MESSY CHOCOLATE FUDGE BUNDT
Updated: Mar 20, 2019
It is gooey, rich and so dense. And is perfect as a birthday cake!
This recipe is from King Arthur flour. No tweaking from my end. Just pure goodness!
You can choose to do in a bundt pan or springform pan. I adore the design of bundt pans, however after baking it them for a couple of times. It loses it's non-stick characteristics. (please share if you have any tips on that!)
I'm using a bundt pan size of 10- to 12-cup.
227g cup unsalted butter
397g caster sugar
227g brewed coffee (choose a dark roast if possible!)
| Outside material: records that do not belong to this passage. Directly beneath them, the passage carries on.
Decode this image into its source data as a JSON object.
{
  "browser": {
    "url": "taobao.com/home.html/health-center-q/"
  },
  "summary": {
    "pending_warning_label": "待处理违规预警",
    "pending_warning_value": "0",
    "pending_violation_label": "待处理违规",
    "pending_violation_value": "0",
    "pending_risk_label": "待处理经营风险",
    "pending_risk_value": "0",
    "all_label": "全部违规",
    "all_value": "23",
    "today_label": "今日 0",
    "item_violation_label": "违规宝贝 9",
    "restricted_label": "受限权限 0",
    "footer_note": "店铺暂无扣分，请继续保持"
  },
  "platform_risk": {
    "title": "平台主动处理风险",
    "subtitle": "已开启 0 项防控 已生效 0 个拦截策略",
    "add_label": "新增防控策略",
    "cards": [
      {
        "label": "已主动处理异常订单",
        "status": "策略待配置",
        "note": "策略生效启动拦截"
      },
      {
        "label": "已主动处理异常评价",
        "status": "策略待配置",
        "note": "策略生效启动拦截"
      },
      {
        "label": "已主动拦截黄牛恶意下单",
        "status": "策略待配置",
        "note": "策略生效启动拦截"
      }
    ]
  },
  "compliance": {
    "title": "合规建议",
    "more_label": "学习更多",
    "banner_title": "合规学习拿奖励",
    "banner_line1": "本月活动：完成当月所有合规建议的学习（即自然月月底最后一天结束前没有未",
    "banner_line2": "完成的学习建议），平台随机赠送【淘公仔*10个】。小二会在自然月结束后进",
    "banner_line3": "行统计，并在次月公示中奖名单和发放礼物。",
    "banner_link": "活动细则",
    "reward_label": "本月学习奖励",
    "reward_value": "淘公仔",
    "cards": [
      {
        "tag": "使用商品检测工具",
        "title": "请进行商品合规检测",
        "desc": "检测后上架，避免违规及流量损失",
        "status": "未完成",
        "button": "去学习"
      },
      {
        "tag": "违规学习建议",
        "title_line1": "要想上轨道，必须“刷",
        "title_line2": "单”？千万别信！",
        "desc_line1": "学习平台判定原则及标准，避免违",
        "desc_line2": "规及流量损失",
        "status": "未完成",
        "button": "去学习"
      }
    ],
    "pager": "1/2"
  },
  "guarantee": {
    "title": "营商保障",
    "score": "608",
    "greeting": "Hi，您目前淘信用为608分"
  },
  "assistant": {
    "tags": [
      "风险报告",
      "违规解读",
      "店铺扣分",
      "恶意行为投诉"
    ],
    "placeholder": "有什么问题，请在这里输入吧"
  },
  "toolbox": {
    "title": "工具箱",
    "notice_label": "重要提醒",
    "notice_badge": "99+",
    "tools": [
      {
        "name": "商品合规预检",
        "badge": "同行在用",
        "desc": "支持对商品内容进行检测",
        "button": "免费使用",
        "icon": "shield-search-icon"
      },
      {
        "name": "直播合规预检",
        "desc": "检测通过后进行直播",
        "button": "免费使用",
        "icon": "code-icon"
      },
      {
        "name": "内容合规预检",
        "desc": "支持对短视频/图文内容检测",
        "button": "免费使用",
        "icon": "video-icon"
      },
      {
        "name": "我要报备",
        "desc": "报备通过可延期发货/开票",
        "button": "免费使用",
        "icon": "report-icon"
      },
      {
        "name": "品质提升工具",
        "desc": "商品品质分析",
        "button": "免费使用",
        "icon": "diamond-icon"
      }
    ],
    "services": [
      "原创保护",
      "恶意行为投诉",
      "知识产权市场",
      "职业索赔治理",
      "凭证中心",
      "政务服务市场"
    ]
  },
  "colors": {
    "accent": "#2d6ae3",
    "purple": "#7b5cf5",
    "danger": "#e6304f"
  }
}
64g unsweetened cocoa powder
241g plain flour
3/4 tsp baking powder
1/4 tsp baking soda
3/4 tsp salt (if you are using salted butter, just a pinch of salt will do)
2 tsp vanilla extract
113g greek yogurt
113g dark chocolate chips
57g heavy or whipping cream
Preheat oven at 170 degrees.
To make the cake: Place the coffee, butter & cocoa in a pan. Heat until butter melts. Remove from the heat, and whisk until smooth. Cool for 10 mins.
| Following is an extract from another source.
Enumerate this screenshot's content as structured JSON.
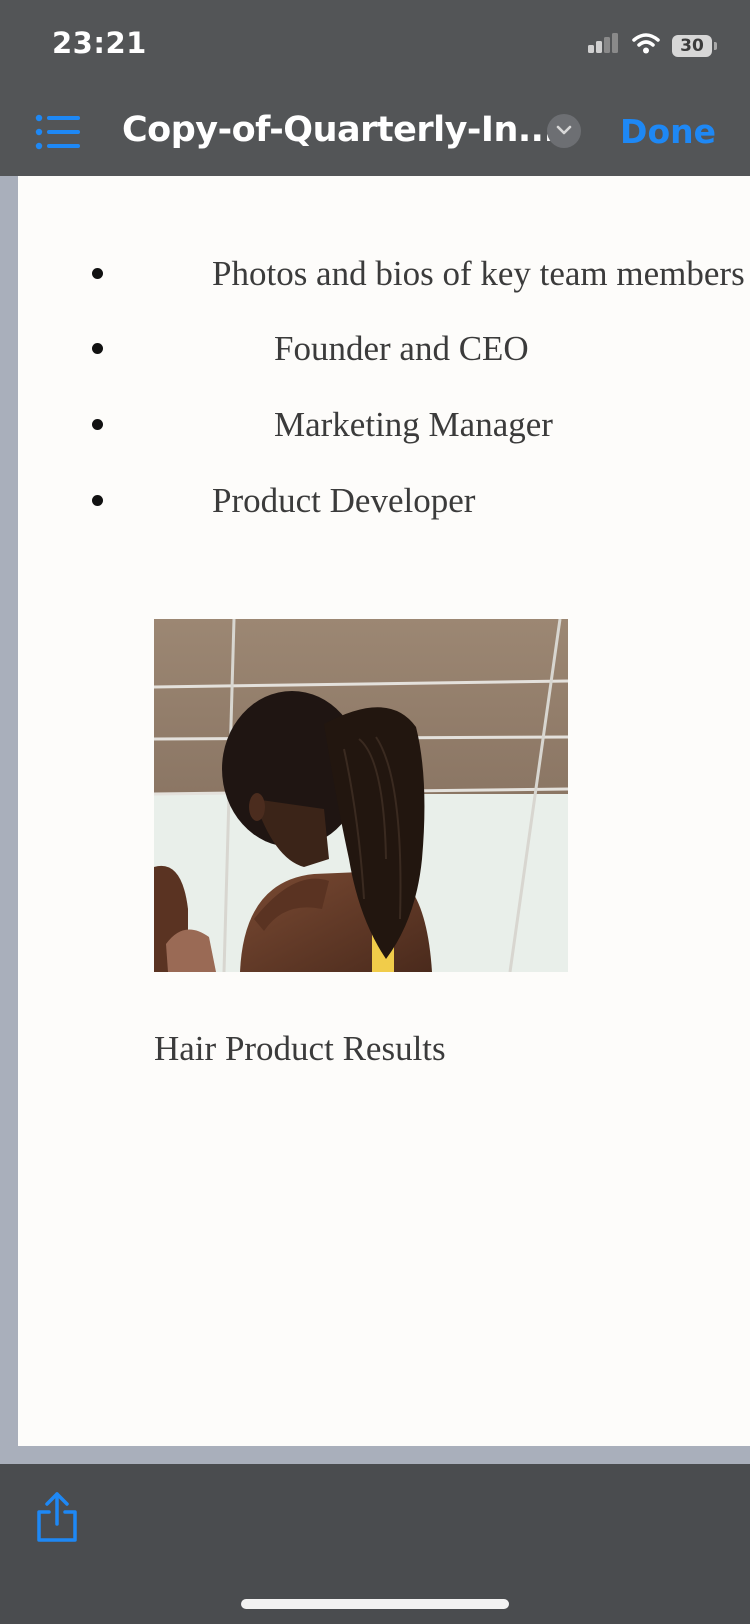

While chocolate is cooling, put sugar, baking powder, baking soda, salt & flour into a mixing bowl. Whisk.
Pour the cooled chocolate mixture into the bowl with dry ingredients, and mix until thoroughly combined. Scrape the bottom and sides of the bowl and mix again to incorporate any residue.
In a separate bowl, whisk together the vanilla, eggs and yogurt. Mix into the chocolate batter until well combined.
Grease bundt pan. Bake for 50 - 55 minutes. Rotate the pan in the oven during the last 15 minutes to ensure it is properly baked.
Remove bundt pan from oven and wait for 5 minutes. Then turn it over on a cooling rack. Rest for another 5 minutes before removing the pan.
To cool completely before glazing.
For the ganache, combine the chocolate and cream and heat over medium heat. Heat until the cream starts to bubble around the edges.
Stir until the chocolate melts and mixture is smooth. Spoon the ganache over the cake.
Room temperature for several days in a air tight container.